Fleeing his homeland in Kurdistan to Turkey for a couple years before immigrating to America in 1991, Tovi says he was “given the opportunity to live the American dream.”
“I thank God every day, I thank Walmart every day because of Walmart, the reason why I have what I have today,” he says. Belief in the American Dream seems to have dwindled of late, especially for younger generations who struggle to build wealth and afford housing amidst the high cost of living and student loans. While Tovi doesn’t have a college degree, he says he encourages others to get one. Either way, there’s been some wins in the blue-collar world, as workers at UPS won six figures with the strength of a collective union and pension.
Retail workers are potentially poised for a long-awaited win. Though, it seems like not all employees at Walmart are not as set up for success, as a change or flattening in pay structures last year meant some entry-level employees made less than they would have previously. Spokesperson Hatfield says that Walmart recently announced a new bonus program for associates as well as a new training program to become technicians. “We’ve raised frontline wages approximately 30% over the past five years, bringing our U.S. average hourly wage to close to $18,” she says. Still, that’s often not enough to scrape by in this economy, as the Fight for $15 campaign notes; that group and others now say a $20 minimum wage nationally is a necessity.
That being said, Tovi says it’s his goal to help spread opportunity to others as well and speaks of opportunities for similar career trajectories, noting that in just his building alone, four associates were promoted to managers within the past four months.
Just as others saw potential in Tovi, he finds joy and purpose and does the same for others. He knew he found his path when he became a manager as his passion was “giving back to the associates.” He thinks of the success of one of the people he supervises, named Miranda, fondly—specifically, when she learned she had her own opportunity to lead and become a store manager.
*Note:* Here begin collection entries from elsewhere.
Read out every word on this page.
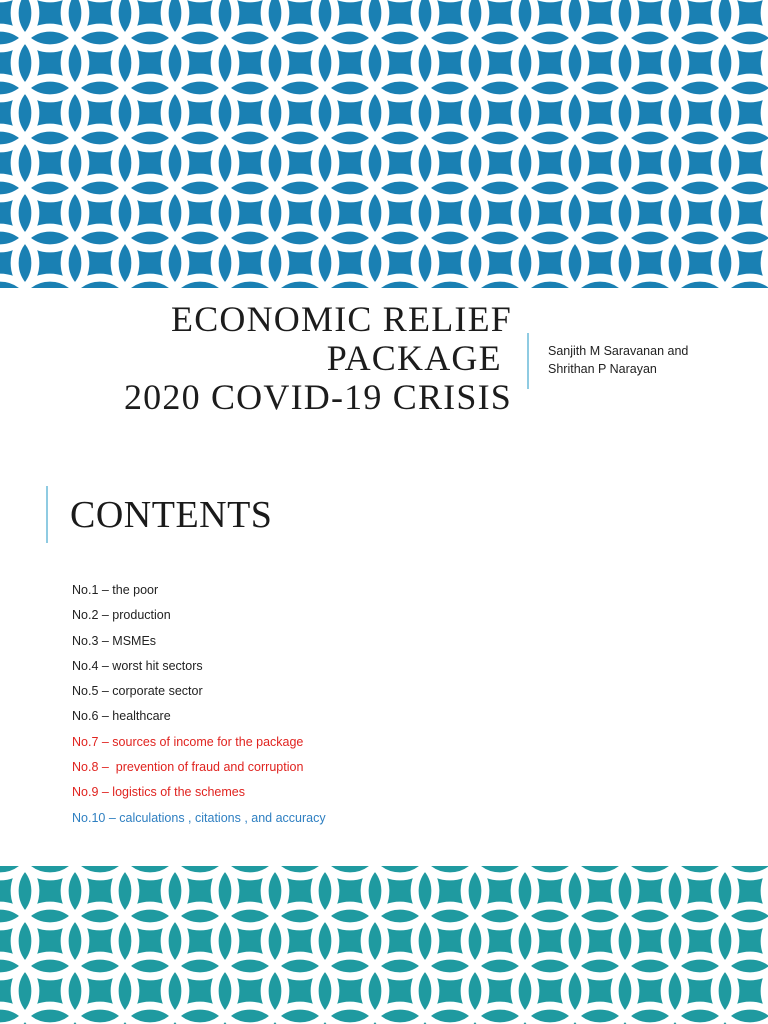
ECONOMIC RELIEF
PACKAGE
2020 COVID-19 CRISIS
Sanjith M Saravanan and
Shrithan P Narayan
CONTENTS
No.1 – the poor
No.2 – production
No.3 – MSMEs
No.4 – worst hit sectors
No.5 – corporate sector
No.6 – healthcare
No.7 – sources of income for the package
No.8 –  prevention of fraud and corruption
No.9 – logistics of the schemes
No.10 – calculations , citations , and accuracy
“That moment really, really satisfied me because we knew the hard work, the time that we put in and the bond that we have built,” he said, noting he and Miranda speak multiple times a day.
For now, Tovi is tackling his new job title and looking to thrive in that role. His next dream is to become a regional vice president and “become the best I can be to help others.”
He drives home that his story isn’t singular. “I want to have an opportunity to be where I’m at,” he says. “With hard work and dedication anyone can do it.”